Ma c’è anche un contributo del Brasile. “Grazie alla sua dimensione continentale, un paese come il Brasile può permettere di comprendere meglio il profilo di mutazione di diversi ceppi di batteri, specialmente quelli associati alla tubercolosi multiresistente o quelli che si stanno diffondendo maggiormente tra la popolazione”, aggiunge Afrânio Kritski. 

Mancanza di nuovi farmaci 

Tra i partecipanti a workshop di TP Network, tenuto all’inizio di settembre a Recife, vi era anche Draurio Barreira. Questo medico brasiliano è responsabile della tubercolosi presso l’Unitaid, un’organizzazione internazionale con sede a Ginevra che si occupa dell’acquisto di farmaci ed è collegata all’OMS. Barreira ritiene che i paesi ricchi come la Svizzera non dovrebbero limitare il loro aiuto alla sola cooperazione scientifica. 

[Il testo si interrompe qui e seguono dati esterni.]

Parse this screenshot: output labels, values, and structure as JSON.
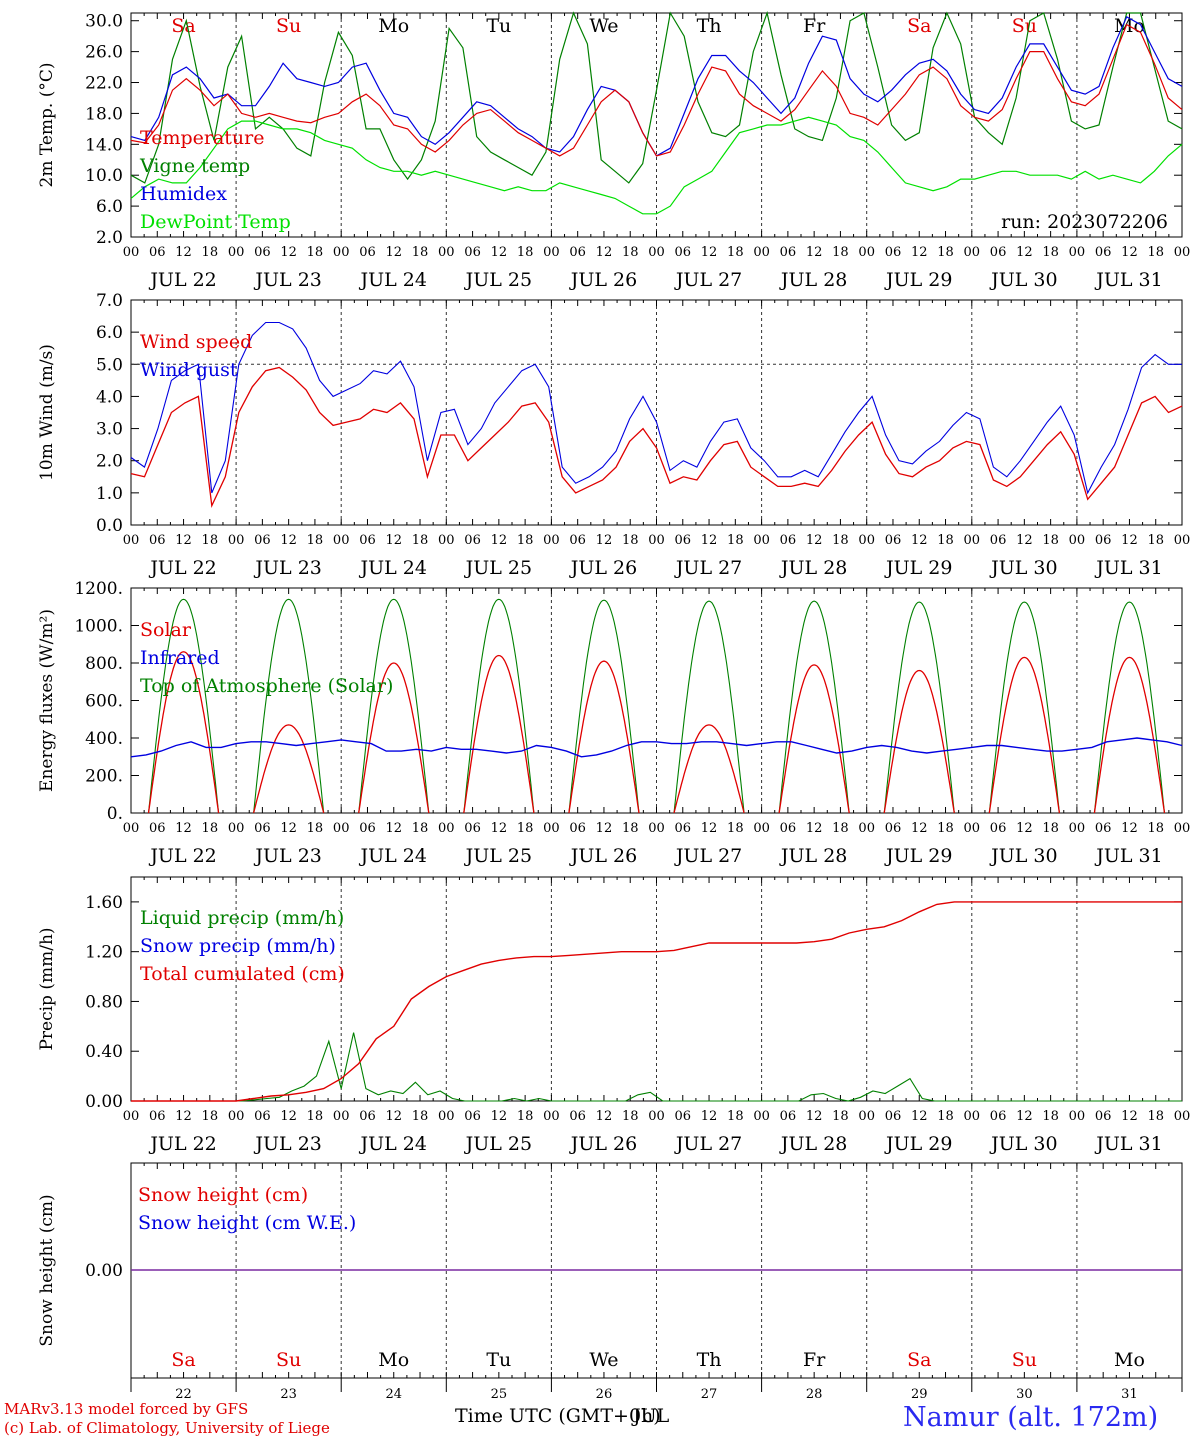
{
  "run_label": "run: 2023072206",
  "station": "Namur (alt. 172m)",
  "credit1": "MARv3.13 model forced by GFS",
  "credit2": "(c) Lab. of Climatology, University of Liege",
  "xlabel": "Time UTC (GMT+0h)",
  "xlabel_overlay": "JUL",
  "hour_ticks": [
    "00",
    "06",
    "12",
    "18"
  ],
  "days": [
    "JUL 22",
    "JUL 23",
    "JUL 24",
    "JUL 25",
    "JUL 26",
    "JUL 27",
    "JUL 28",
    "JUL 29",
    "JUL 30",
    "JUL 31"
  ],
  "day_numbers": [
    "22",
    "23",
    "24",
    "25",
    "26",
    "27",
    "28",
    "29",
    "30",
    "31"
  ],
  "weekdays": [
    "Sa",
    "Su",
    "Mo",
    "Tu",
    "We",
    "Th",
    "Fr",
    "Sa",
    "Su",
    "Mo"
  ],
  "weekend_color": "#e00000",
  "weekday_color": "#000000",
  "chart_data": [
    {
      "type": "line",
      "ylabel": "2m Temp. (°C)",
      "ylim": [
        2,
        31
      ],
      "yticks": [
        "2.0",
        "6.0",
        "10.0",
        "14.0",
        "18.0",
        "22.0",
        "26.0",
        "30.0"
      ],
      "series": [
        {
          "name": "Temperature",
          "color": "#e00000",
          "values": [
            14.5,
            14.2,
            16.5,
            21.0,
            22.5,
            21.0,
            19.0,
            20.5,
            18.0,
            17.5,
            18.0,
            17.5,
            17.0,
            16.8,
            17.5,
            18.0,
            19.5,
            20.5,
            19.0,
            16.5,
            16.0,
            14.0,
            13.0,
            14.5,
            16.5,
            18.0,
            18.5,
            17.0,
            15.5,
            14.5,
            13.5,
            12.5,
            13.5,
            16.5,
            19.5,
            21.0,
            19.5,
            15.5,
            12.5,
            13.0,
            16.5,
            20.5,
            24.0,
            23.5,
            20.5,
            19.0,
            18.0,
            17.0,
            18.5,
            21.0,
            23.5,
            21.5,
            18.0,
            17.5,
            16.5,
            18.5,
            20.5,
            23.0,
            24.0,
            22.5,
            19.0,
            17.5,
            17.0,
            18.5,
            22.5,
            26.0,
            26.0,
            22.5,
            19.5,
            19.0,
            20.5,
            25.0,
            29.5,
            28.5,
            24.5,
            20.0,
            18.5
          ]
        },
        {
          "name": "Vigne temp",
          "color": "#008000",
          "values": [
            10.0,
            9.0,
            14.0,
            25.0,
            30.0,
            21.5,
            14.5,
            24.0,
            28.0,
            16.0,
            17.5,
            16.0,
            13.5,
            12.5,
            22.0,
            28.5,
            25.5,
            16.0,
            16.0,
            12.0,
            9.5,
            12.0,
            17.0,
            29.0,
            26.5,
            15.0,
            13.0,
            12.0,
            11.0,
            10.0,
            13.0,
            25.0,
            33.0,
            27.0,
            12.0,
            10.5,
            9.0,
            11.5,
            21.0,
            31.0,
            28.0,
            19.5,
            15.5,
            15.0,
            16.5,
            26.0,
            34.0,
            23.0,
            16.0,
            15.0,
            14.5,
            20.0,
            30.0,
            34.0,
            24.0,
            16.5,
            14.5,
            15.5,
            26.5,
            34.0,
            27.0,
            17.5,
            15.5,
            14.0,
            20.0,
            30.0,
            34.0,
            25.0,
            17.0,
            16.0,
            16.5,
            24.0,
            31.0,
            32.0,
            24.0,
            17.0,
            16.0
          ]
        },
        {
          "name": "Humidex",
          "color": "#0000e0",
          "values": [
            15.0,
            14.5,
            17.5,
            23.0,
            24.0,
            22.5,
            20.0,
            20.5,
            19.0,
            19.0,
            21.5,
            24.5,
            22.5,
            22.0,
            21.5,
            22.0,
            24.0,
            24.5,
            21.0,
            18.0,
            17.5,
            15.0,
            14.0,
            15.5,
            17.5,
            19.5,
            19.0,
            17.5,
            16.0,
            15.0,
            13.5,
            13.0,
            15.0,
            18.5,
            21.5,
            21.0,
            19.5,
            15.5,
            12.5,
            13.5,
            18.0,
            22.5,
            25.5,
            25.5,
            23.5,
            22.0,
            20.0,
            18.0,
            20.0,
            24.5,
            28.0,
            27.5,
            22.5,
            20.5,
            19.5,
            21.0,
            23.0,
            24.5,
            25.0,
            23.5,
            20.5,
            18.5,
            18.0,
            20.0,
            24.0,
            27.0,
            27.0,
            24.0,
            21.0,
            20.5,
            21.5,
            26.5,
            30.5,
            29.5,
            26.0,
            22.5,
            21.5
          ]
        },
        {
          "name": "DewPoint Temp",
          "color": "#00e000",
          "values": [
            7.0,
            8.5,
            9.5,
            9.0,
            9.0,
            11.0,
            13.5,
            16.0,
            17.0,
            17.0,
            16.5,
            16.0,
            16.0,
            15.5,
            14.5,
            14.0,
            13.5,
            12.0,
            11.0,
            10.5,
            10.5,
            10.0,
            10.5,
            10.0,
            9.5,
            9.0,
            8.5,
            8.0,
            8.5,
            8.0,
            8.0,
            9.0,
            8.5,
            8.0,
            7.5,
            7.0,
            6.0,
            5.0,
            5.0,
            6.0,
            8.5,
            9.5,
            10.5,
            13.0,
            15.5,
            16.0,
            16.5,
            16.5,
            17.0,
            17.5,
            17.0,
            16.5,
            15.0,
            14.5,
            13.0,
            11.0,
            9.0,
            8.5,
            8.0,
            8.5,
            9.5,
            9.5,
            10.0,
            10.5,
            10.5,
            10.0,
            10.0,
            10.0,
            9.5,
            10.5,
            9.5,
            10.0,
            9.5,
            9.0,
            10.5,
            12.5,
            14.0
          ]
        }
      ]
    },
    {
      "type": "line",
      "ylabel": "10m Wind (m/s)",
      "ylim": [
        0,
        7
      ],
      "yticks": [
        "0.0",
        "1.0",
        "2.0",
        "3.0",
        "4.0",
        "5.0",
        "6.0",
        "7.0"
      ],
      "reference_line": 5,
      "series": [
        {
          "name": "Wind speed",
          "color": "#e00000",
          "values": [
            1.6,
            1.5,
            2.5,
            3.5,
            3.8,
            4.0,
            0.6,
            1.5,
            3.5,
            4.3,
            4.8,
            4.9,
            4.6,
            4.2,
            3.5,
            3.1,
            3.2,
            3.3,
            3.6,
            3.5,
            3.8,
            3.3,
            1.5,
            2.8,
            2.8,
            2.0,
            2.4,
            2.8,
            3.2,
            3.7,
            3.8,
            3.2,
            1.5,
            1.0,
            1.2,
            1.4,
            1.8,
            2.6,
            3.0,
            2.4,
            1.3,
            1.5,
            1.4,
            2.0,
            2.5,
            2.6,
            1.8,
            1.5,
            1.2,
            1.2,
            1.3,
            1.2,
            1.7,
            2.3,
            2.8,
            3.2,
            2.2,
            1.6,
            1.5,
            1.8,
            2.0,
            2.4,
            2.6,
            2.5,
            1.4,
            1.2,
            1.5,
            2.0,
            2.5,
            2.9,
            2.2,
            0.8,
            1.3,
            1.8,
            2.8,
            3.8,
            4.0,
            3.5,
            3.7
          ]
        },
        {
          "name": "Wind gust",
          "color": "#0000e0",
          "values": [
            2.1,
            1.8,
            3.0,
            4.5,
            4.8,
            5.0,
            1.0,
            2.0,
            5.0,
            5.9,
            6.3,
            6.3,
            6.1,
            5.5,
            4.5,
            4.0,
            4.2,
            4.4,
            4.8,
            4.7,
            5.1,
            4.3,
            2.0,
            3.5,
            3.6,
            2.5,
            3.0,
            3.8,
            4.3,
            4.8,
            5.0,
            4.3,
            1.8,
            1.3,
            1.5,
            1.8,
            2.3,
            3.3,
            4.0,
            3.2,
            1.7,
            2.0,
            1.8,
            2.6,
            3.2,
            3.3,
            2.4,
            2.0,
            1.5,
            1.5,
            1.7,
            1.5,
            2.2,
            2.9,
            3.5,
            4.0,
            2.8,
            2.0,
            1.9,
            2.3,
            2.6,
            3.1,
            3.5,
            3.3,
            1.8,
            1.5,
            2.0,
            2.6,
            3.2,
            3.7,
            2.8,
            1.0,
            1.8,
            2.5,
            3.6,
            4.9,
            5.3,
            5.0,
            5.0
          ]
        }
      ]
    },
    {
      "type": "line",
      "ylabel": "Energy fluxes (W/m²)",
      "ylim": [
        0,
        1200
      ],
      "yticks": [
        "0.",
        "200.",
        "400.",
        "600.",
        "800.",
        "1000.",
        "1200."
      ],
      "series": [
        {
          "name": "Solar",
          "color": "#e00000",
          "day_peaks": [
            860,
            470,
            800,
            840,
            810,
            470,
            790,
            760,
            830,
            830
          ]
        },
        {
          "name": "Infrared",
          "color": "#0000e0",
          "values": [
            300,
            310,
            330,
            360,
            380,
            350,
            350,
            370,
            380,
            380,
            370,
            360,
            370,
            380,
            390,
            380,
            370,
            330,
            330,
            340,
            330,
            350,
            340,
            340,
            330,
            320,
            330,
            360,
            350,
            330,
            300,
            310,
            330,
            360,
            380,
            380,
            370,
            370,
            380,
            380,
            370,
            360,
            370,
            380,
            380,
            360,
            340,
            320,
            330,
            350,
            360,
            350,
            330,
            320,
            330,
            340,
            350,
            360,
            360,
            350,
            340,
            330,
            330,
            340,
            350,
            380,
            390,
            400,
            390,
            380,
            360
          ]
        },
        {
          "name": "Top of Atmosphere (Solar)",
          "color": "#008000",
          "day_peaks": [
            1140,
            1140,
            1140,
            1140,
            1135,
            1130,
            1130,
            1125,
            1125,
            1125
          ]
        }
      ]
    },
    {
      "type": "line",
      "ylabel": "Precip (mm/h)",
      "ylim": [
        0,
        1.8
      ],
      "yticks": [
        "0.00",
        "0.40",
        "0.80",
        "1.20",
        "1.60"
      ],
      "series": [
        {
          "name": "Liquid precip (mm/h)",
          "color": "#008000",
          "values": [
            0,
            0,
            0,
            0,
            0,
            0,
            0,
            0,
            0,
            0,
            0.01,
            0.02,
            0.03,
            0.08,
            0.12,
            0.2,
            0.48,
            0.1,
            0.55,
            0.1,
            0.05,
            0.08,
            0.06,
            0.15,
            0.05,
            0.08,
            0.02,
            0,
            0,
            0,
            0,
            0.02,
            0,
            0.02,
            0,
            0,
            0,
            0,
            0,
            0,
            0,
            0.05,
            0.07,
            0,
            0,
            0,
            0,
            0,
            0,
            0,
            0,
            0,
            0,
            0,
            0,
            0.05,
            0.06,
            0.02,
            0,
            0.03,
            0.08,
            0.06,
            0.12,
            0.18,
            0.02,
            0,
            0,
            0,
            0,
            0,
            0,
            0,
            0,
            0,
            0,
            0,
            0,
            0,
            0,
            0,
            0,
            0,
            0,
            0,
            0,
            0
          ]
        },
        {
          "name": "Snow precip (mm/h)",
          "color": "#0000e0",
          "values": []
        },
        {
          "name": "Total cumulated (cm)",
          "color": "#e00000",
          "values": [
            0,
            0,
            0,
            0,
            0,
            0,
            0,
            0.02,
            0.04,
            0.05,
            0.07,
            0.1,
            0.18,
            0.3,
            0.5,
            0.6,
            0.82,
            0.92,
            1.0,
            1.05,
            1.1,
            1.13,
            1.15,
            1.16,
            1.16,
            1.17,
            1.18,
            1.19,
            1.2,
            1.2,
            1.2,
            1.21,
            1.24,
            1.27,
            1.27,
            1.27,
            1.27,
            1.27,
            1.27,
            1.28,
            1.3,
            1.35,
            1.38,
            1.4,
            1.45,
            1.52,
            1.58,
            1.6,
            1.6,
            1.6,
            1.6,
            1.6,
            1.6,
            1.6,
            1.6,
            1.6,
            1.6,
            1.6,
            1.6,
            1.6,
            1.6
          ]
        }
      ]
    },
    {
      "type": "line",
      "ylabel": "Snow height (cm)",
      "yticks": [
        "0.00"
      ],
      "series": [
        {
          "name": "Snow height (cm)",
          "color": "#e00000",
          "values": [
            0
          ]
        },
        {
          "name": "Snow height (cm W.E.)",
          "color": "#0000e0",
          "values": [
            0
          ]
        }
      ]
    }
  ]
}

“Tutti i paesi ricchi hanno una responsabilità sociale molto alta nella lotta contro la tubercolosi”, afferma il medico brasiliano. “È una malattia che si trasmette attraverso la respirazione. Non esiste un vaccino o una prevenzione. Nessun paese è protetto”. 

Barreira si riferisce in particolare all’industria farmaceutica svizzera, che rappresenta il 40% delle esportazioni elvetiche. “In Svizzera vengono fabbricati molti farmaci per la cura della tubercolosi, ma non ci sono nuovi prodotti. Infatti, due nuovi farmaci sono stati lanciati nel 2012 e 2013 da Stati Uniti e Giappone, dopo più di 40 anni di attesa di nuovi prodotti sul mercato”, sottolinea Draurio Barreira. 

L’esperienza di grandi aziende farmaceutiche svizzere come Roche o Novartis potrebbe essere utilizzata nella lotta contro le malattie trascurate. “Fino a sette principi attivi sono usati per trattare la tubercolosi resistente”, rileva Draurio Barreira, dicendosi convinto che “la Svizzera potrebbe sviluppare nuovi farmaci.